Jakarta (ANTARA) - Gencatan senjata yang telah dicapai antara Palestina dan Israel, setelah 11 hari pertempuran di Gaza, dianggap masih rapuh.
Pandangan tersebut disampaikan oleh Abeer Z Barakat, seorang dosen di University College of Applied Science di Jalur Gaza, dalam diskusi virtual tentang Palestina yang diselenggarakan Universitas Islam Indonesia pada Sabtu.
“Kami tahu bahwa gencatan senjata ini rapuh. Pada hari pertama pelaksanaan gencatan senjata, pasukan pendudukan Israel kembali menargetkan jamaah di Masjid Al Aqsa,” kata aktivis Palestina tersebut.
Secara umum, menurut Abeer, warga Palestina tidak lagi memercayai Israel karena negara penjajah itu tidak mematuhi perjanjian internasional, resolusi Perserikatan Bangsa-Bangsa, ataupun berbagai kesepakatan yang telah dicapai untuk menyelesaikan konflik berkepanjangan antara kedua negara itu.
Karena itu meskipun gencatan senjata sudah diumumkan, Abeer menyatakan warga Palestina tahu bahwa setiap saat Israel bisa kembali melakukan pengeboman di Gaza.
“Kami sama sekali tidak aman. Kami tidak tahu kapan perang berikutnya akan datang,” ujar dia.
Pandangan yang sama tentang gencatan senjata terbaru Palestina-Israel juga disampaikan oleh Direktur Timur Tengah Kementerian Luar Negeri RI Bagus Hendraning Kobarsyih.
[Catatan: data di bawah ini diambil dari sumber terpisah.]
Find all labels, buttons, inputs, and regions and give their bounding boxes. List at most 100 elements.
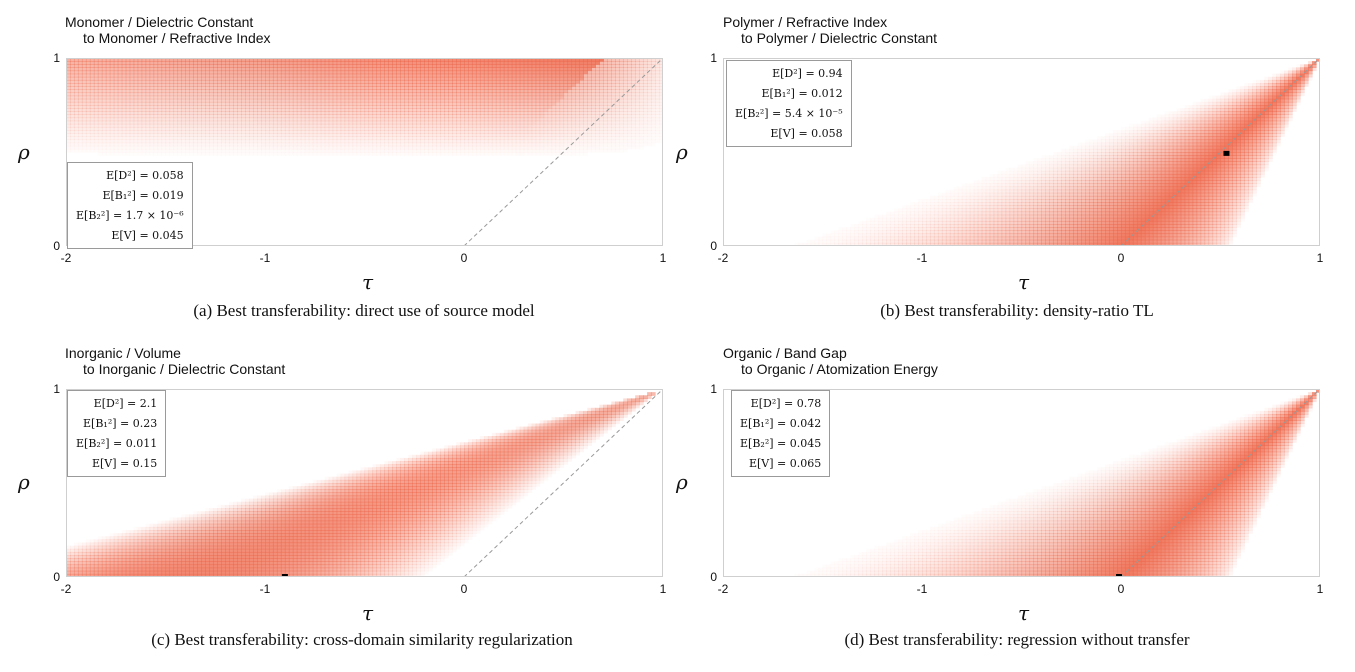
heat-cell bbox=[221, 79, 226, 84]
heat-cell bbox=[587, 98, 592, 103]
heat-cell bbox=[193, 123, 198, 128]
heat-cell bbox=[1260, 83, 1265, 87]
heat-cell bbox=[237, 142, 242, 147]
heat-cell bbox=[611, 73, 616, 78]
heat-cell bbox=[1260, 89, 1265, 94]
heat-cell bbox=[384, 64, 389, 68]
heat-cell bbox=[535, 67, 541, 72]
heat-cell bbox=[487, 133, 493, 137]
heat-cell bbox=[452, 148, 457, 153]
heat-cell bbox=[69, 76, 75, 81]
heat-cell bbox=[503, 76, 509, 81]
heat-cell bbox=[404, 108, 409, 112]
heat-cell bbox=[253, 67, 258, 72]
heat-cell bbox=[105, 95, 111, 100]
heat-cell bbox=[161, 105, 167, 109]
heat-cell bbox=[408, 83, 413, 87]
heat-cell bbox=[623, 130, 628, 134]
heat-cell bbox=[89, 139, 95, 144]
heat-cell bbox=[101, 86, 107, 90]
heat-cell bbox=[265, 101, 270, 106]
heat-cell bbox=[356, 61, 362, 65]
heat-cell bbox=[304, 101, 310, 106]
heat-cell bbox=[412, 120, 417, 125]
heat-cell bbox=[249, 95, 254, 100]
heat-cell bbox=[257, 105, 262, 109]
heat-cell bbox=[177, 123, 183, 128]
heat-cell bbox=[153, 111, 159, 115]
heat-cell bbox=[93, 114, 99, 119]
heat-cell bbox=[296, 105, 302, 109]
heat-cell bbox=[352, 67, 358, 72]
heat-cell bbox=[440, 117, 445, 122]
heat-cell bbox=[125, 98, 131, 103]
heat-cell bbox=[69, 105, 75, 109]
heat-cell bbox=[197, 142, 202, 147]
heat-cell bbox=[97, 61, 103, 65]
heat-cell bbox=[153, 67, 159, 72]
heat-cell bbox=[392, 101, 397, 106]
heat-cell bbox=[571, 108, 577, 112]
heat-cell bbox=[309, 152, 314, 156]
heat-cell bbox=[460, 148, 465, 153]
heat-cell bbox=[272, 70, 278, 75]
heat-cell bbox=[432, 79, 437, 84]
heat-cell bbox=[372, 145, 378, 150]
heat-cell bbox=[631, 136, 636, 141]
heat-cell bbox=[643, 105, 648, 109]
heat-cell bbox=[487, 95, 493, 100]
heat-cell bbox=[639, 76, 644, 81]
heat-cell bbox=[324, 83, 330, 87]
heat-cell bbox=[623, 117, 628, 122]
heat-cell bbox=[424, 123, 429, 128]
heat-cell bbox=[105, 86, 111, 90]
heat-cell bbox=[213, 98, 218, 103]
heat-cell bbox=[77, 108, 83, 112]
heat-cell bbox=[1260, 117, 1265, 122]
heat-cell bbox=[280, 133, 286, 137]
heat-cell bbox=[141, 133, 147, 137]
heat-cell bbox=[157, 120, 163, 125]
heat-cell bbox=[280, 58, 286, 62]
heat-cell bbox=[296, 142, 302, 147]
heat-cell bbox=[412, 108, 417, 112]
heat-cell bbox=[499, 139, 505, 144]
heat-cell bbox=[615, 105, 620, 109]
heat-cell bbox=[121, 89, 127, 94]
heat-cell bbox=[233, 92, 238, 97]
heat-cell bbox=[503, 148, 509, 153]
heat-cell bbox=[85, 64, 91, 68]
heat-cell bbox=[185, 89, 190, 94]
heat-cell bbox=[197, 79, 202, 84]
heat-cell bbox=[404, 111, 409, 115]
heat-cell bbox=[161, 64, 167, 68]
heat-cell bbox=[452, 89, 457, 94]
heat-cell bbox=[643, 123, 648, 128]
heat-cell bbox=[312, 120, 318, 125]
heat-cell bbox=[229, 142, 234, 147]
heat-cell bbox=[464, 126, 469, 131]
heat-cell bbox=[253, 76, 258, 81]
heat-cell bbox=[416, 92, 421, 97]
heat-cell bbox=[496, 152, 501, 156]
heat-cell bbox=[460, 105, 465, 109]
heat-cell bbox=[205, 108, 210, 112]
heat-cell bbox=[396, 98, 401, 103]
heat-cell bbox=[535, 70, 541, 75]
heat-cell bbox=[173, 76, 179, 81]
heat-cell bbox=[452, 92, 457, 97]
heat-cell bbox=[213, 142, 218, 147]
heat-cell bbox=[77, 105, 83, 109]
heat-cell bbox=[444, 105, 449, 109]
heat-cell bbox=[559, 108, 565, 112]
heat-cell bbox=[137, 136, 143, 141]
heat-cell bbox=[105, 105, 111, 109]
heat-cell bbox=[475, 108, 481, 112]
heat-cell bbox=[456, 111, 461, 115]
heat-cell bbox=[1188, 117, 1194, 122]
heat-cell bbox=[639, 83, 644, 87]
heat-cell bbox=[483, 123, 489, 128]
heat-cell bbox=[249, 67, 254, 72]
heat-cell bbox=[356, 120, 362, 125]
heat-cell bbox=[615, 61, 620, 65]
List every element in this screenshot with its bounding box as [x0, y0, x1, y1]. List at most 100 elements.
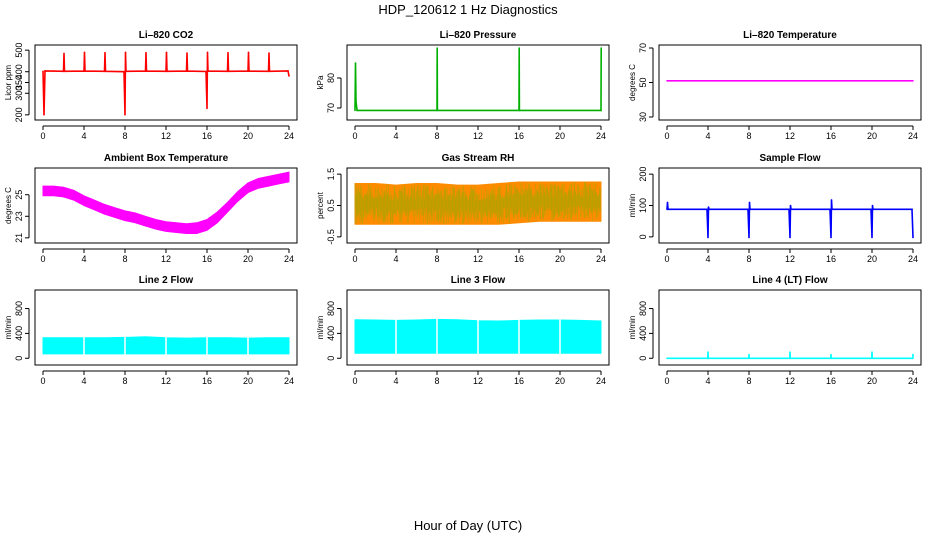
panel-2: Li–820 Pressure kPa 0 4 8 12 16 20 24 70 80	[316, 30, 610, 141]
data-point	[518, 109, 521, 112]
y-axis-label: degrees C	[4, 187, 13, 224]
data-point	[84, 70, 86, 72]
x-tick-label: 24	[596, 254, 606, 264]
x-tick-label: 24	[908, 254, 918, 264]
plot-area	[354, 315, 602, 358]
x-tick-label: 16	[514, 131, 524, 141]
y-tick-label: 500	[14, 43, 24, 58]
x-tick-label: 12	[473, 131, 483, 141]
data-point	[436, 47, 439, 49]
data-point	[831, 208, 833, 211]
x-tick-label: 16	[826, 131, 836, 141]
plot-frame	[658, 44, 922, 121]
x-tick-label: 4	[705, 131, 710, 141]
x-tick-label: 4	[393, 254, 398, 264]
data-point	[666, 357, 668, 360]
y-tick-label: 0	[14, 356, 24, 361]
x-tick-label: 0	[664, 254, 669, 264]
y-tick-label: 0	[326, 356, 336, 361]
data-point	[44, 70, 46, 72]
plot-area	[666, 80, 914, 82]
panel-title: Li–820 CO2	[139, 30, 194, 41]
x-tick-label: 0	[40, 254, 45, 264]
data-point	[872, 208, 874, 211]
panel-6: Sample Flow ml/min 0 4 8 12 16 20 24 0 100 200	[628, 153, 922, 264]
data-point	[912, 236, 914, 239]
data-point	[830, 353, 832, 356]
data-point	[748, 357, 750, 360]
panel-4: Ambient Box Temperature degrees C 0 4 8 12 16 2…	[4, 153, 298, 264]
data-point	[707, 357, 709, 360]
data-point	[666, 201, 669, 204]
x-tick-label: 8	[122, 254, 127, 264]
data-point	[871, 204, 874, 207]
x-tick-label: 4	[705, 376, 710, 386]
data-point	[206, 107, 208, 110]
plot-frame	[346, 167, 610, 244]
data-point	[748, 201, 751, 204]
data-point	[749, 208, 751, 211]
data-point	[206, 51, 209, 54]
y-tick-label: 400	[326, 326, 336, 341]
plot-area	[354, 47, 602, 112]
x-tick-label: 4	[81, 376, 86, 386]
plot-frame	[658, 289, 922, 366]
x-tick-label: 8	[746, 376, 751, 386]
panel-3: Li–820 Temperature degrees C 0 4 8 12 16 20 24 30…	[628, 30, 922, 141]
y-tick-label: -0.5	[326, 229, 336, 245]
x-tick-label: 20	[555, 254, 565, 264]
series-line	[667, 352, 914, 360]
y-tick-label: 350	[14, 75, 24, 90]
data-point	[42, 70, 44, 73]
data-point	[666, 80, 668, 82]
x-tick-label: 20	[243, 254, 253, 264]
data-point	[789, 204, 792, 207]
data-point	[830, 236, 832, 239]
data-point	[600, 47, 602, 49]
data-point	[871, 351, 873, 353]
plot-frame	[346, 289, 610, 366]
y-axis-label: ml/min	[4, 316, 13, 340]
plot-frame	[34, 289, 298, 366]
x-tick-label: 16	[826, 254, 836, 264]
x-tick-label: 12	[785, 376, 795, 386]
plot-area	[354, 181, 602, 225]
y-tick-label: 200	[638, 167, 648, 182]
data-point	[288, 75, 290, 77]
x-tick-label: 24	[908, 376, 918, 386]
panel-title: Li–820 Temperature	[743, 30, 837, 41]
panel-title: Gas Stream RH	[442, 153, 515, 164]
data-point	[63, 70, 66, 73]
panel-title: Li–820 Pressure	[440, 30, 517, 41]
x-tick-label: 4	[393, 131, 398, 141]
data-point	[436, 109, 439, 112]
data-point	[830, 199, 833, 201]
x-tick-label: 24	[908, 131, 918, 141]
data-point	[748, 236, 750, 239]
data-point	[518, 47, 520, 49]
y-tick-label: 0	[638, 356, 648, 361]
y-tick-label: 21	[14, 233, 24, 243]
y-tick-label: 100	[638, 198, 648, 213]
plot-area	[666, 199, 914, 239]
x-tick-label: 8	[122, 376, 127, 386]
data-point	[356, 109, 358, 112]
data-point	[287, 70, 289, 72]
data-point	[355, 101, 357, 103]
data-point	[227, 51, 229, 54]
data-point	[911, 208, 913, 211]
figure-title: HDP_120612 1 Hz Diagnostics	[378, 2, 558, 17]
data-point	[790, 208, 792, 211]
data-point	[83, 51, 86, 54]
data-point	[788, 208, 790, 211]
panel-title: Sample Flow	[759, 153, 820, 164]
y-tick-label: 400	[14, 64, 24, 79]
data-point	[912, 357, 914, 360]
data-point	[145, 70, 148, 72]
x-tick-label: 16	[514, 254, 524, 264]
y-axis-label: Licor ppm	[4, 65, 13, 100]
series-band	[42, 171, 290, 234]
plot-frame	[346, 44, 610, 121]
data-point	[63, 52, 65, 55]
data-point	[789, 236, 791, 239]
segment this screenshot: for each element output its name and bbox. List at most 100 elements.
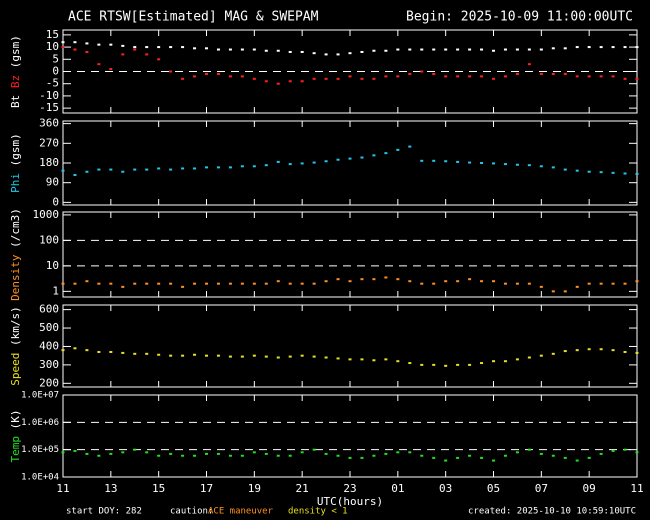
data-point [324, 280, 328, 283]
data-point [181, 167, 185, 170]
data-point [492, 77, 495, 80]
data-point [396, 278, 400, 281]
data-point [133, 282, 137, 285]
data-point [216, 72, 220, 75]
data-point [611, 349, 615, 352]
data-point [109, 452, 113, 455]
data-point [551, 290, 555, 293]
data-point [205, 282, 208, 285]
data-point [288, 454, 292, 457]
data-point [228, 166, 232, 169]
y-unit: (/cm3) [9, 208, 22, 248]
data-point [193, 47, 197, 50]
x-tick-label: 21 [296, 482, 309, 495]
data-point [384, 49, 388, 52]
data-point [252, 48, 256, 51]
data-point [396, 148, 400, 151]
maneuver-note: ACE maneuver [208, 507, 274, 517]
data-point [216, 48, 220, 51]
data-point [252, 165, 256, 168]
data-point [432, 456, 436, 459]
x-tick-label: 19 [248, 482, 261, 495]
data-point [324, 356, 328, 359]
data-point [216, 282, 220, 285]
data-point [396, 360, 400, 363]
data-point [575, 169, 579, 172]
data-point [408, 48, 412, 51]
data-point [527, 282, 531, 285]
data-point [348, 157, 352, 160]
data-point [611, 449, 615, 452]
data-point [384, 358, 388, 361]
data-point [635, 46, 639, 49]
data-point [324, 77, 328, 80]
data-point [312, 355, 316, 358]
data-point [73, 174, 77, 177]
data-point [97, 63, 101, 66]
data-point [97, 168, 101, 171]
data-point [240, 75, 244, 78]
data-point [264, 282, 268, 285]
data-point [539, 452, 543, 455]
data-point [264, 80, 268, 83]
data-point [575, 46, 579, 49]
data-point [635, 451, 639, 454]
data-point [599, 46, 603, 49]
data-point [420, 282, 424, 285]
data-point [408, 145, 412, 148]
data-point [587, 170, 591, 173]
y-tick-label: 270 [39, 136, 59, 149]
data-point [551, 166, 555, 169]
y-unit: (gsm) [9, 35, 22, 68]
data-point [515, 358, 519, 361]
y-tick-label: 180 [39, 156, 59, 169]
data-point [205, 166, 208, 169]
data-point [515, 163, 519, 166]
data-point [635, 172, 639, 175]
data-point [121, 170, 125, 173]
data-point [205, 452, 208, 455]
data-point [276, 82, 280, 85]
data-point [300, 451, 304, 454]
data-point [468, 48, 472, 51]
data-point [432, 282, 436, 285]
y-tick-label: 100 [39, 233, 59, 246]
data-point [420, 48, 424, 51]
data-point [264, 49, 268, 52]
data-point [61, 46, 65, 49]
data-point [408, 451, 412, 454]
data-point [228, 282, 232, 285]
y-tick-label: 1.0E+04 [21, 473, 59, 483]
data-point [276, 454, 280, 457]
data-point [456, 48, 460, 51]
data-point [360, 77, 364, 80]
y-tick-label: 1000 [33, 208, 60, 221]
data-point [109, 350, 113, 353]
data-point [181, 46, 185, 49]
y-unit: (K) [9, 410, 22, 430]
data-point [85, 452, 89, 455]
data-point [539, 48, 543, 51]
data-point [336, 357, 340, 360]
data-point [623, 46, 627, 49]
data-point [492, 360, 495, 363]
data-point [503, 48, 507, 51]
x-tick-label: 07 [535, 482, 548, 495]
data-point [61, 349, 65, 352]
data-point [432, 72, 436, 75]
data-point [492, 162, 495, 165]
panel-frame [62, 304, 638, 388]
data-point [492, 280, 495, 283]
data-point [360, 50, 364, 53]
data-point [444, 160, 448, 163]
y-tick-label: 200 [39, 376, 59, 389]
data-point [157, 282, 161, 285]
data-point [288, 282, 292, 285]
data-point [169, 452, 173, 455]
data-point [480, 362, 484, 365]
data-point [121, 351, 125, 354]
x-tick-label: 05 [487, 482, 500, 495]
data-point [133, 448, 137, 451]
data-point [109, 282, 113, 285]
Ia merujuk pada bentrokan antara aparat Israel dan jamaah Muslim di Al Aqsa.
Bentrokan itu meletus setelah shalat Jumat (21/5), hanya hitungan jam sejak gencatan senjata dimulai pukul 02.00 waktu setempat.
Sedikitnya 20 warga Palestina terluka akibat bentrokan, yang dipicu demonstrasi untuk mendukung orang-orang Palestina di Jalur Gaza. Pasukan Israel berusaha membubarkan massa dengan menembakkan granat kejut ke arah para demonstran.
“Memang masih rapuh gencatan senjata itu, tetapi tetap harus kita sambut sebagai salah satu cara untuk membuka jalan masuk bagi bantuan kemanusiaan,” ujar Bagus.
Pentingnya akses masuk untuk menyalurkan bantuan kemanusiaan sebelumnya ditegaskan oleh Menteri Luar Negeri Retno Marsudi, dalam sesi debat Majelis Umum PBB yang khusus membahas situasi Palestina pada Kamis (20/5).
Pasalnya, serangan Israel di Jalur Gaza telah menewaskan 232 orang --termasuk 65 anak-anak dan 39 perempuan, serta menyebabkan lebih dari 1.900 orang terluka dan sekitar 10.000 orang terpaksa meninggalkan tempat tinggal mereka.
“Bantuan kemanusiaan sangat diperlukan saat ini karena akses air, gas, listrik terputus. Jalan-jalan rusak, sekolah dan rumah sakit hancur --ini jadi satu keprihatinan tersendiri,” tutur Bagus.
Selain menyoroti akses bantuan kemanusiaan, Indonesia juga mendorong Palestina dan Israel untuk kembali ke meja perundingan demi mewujudkan perdamaian yang langgeng.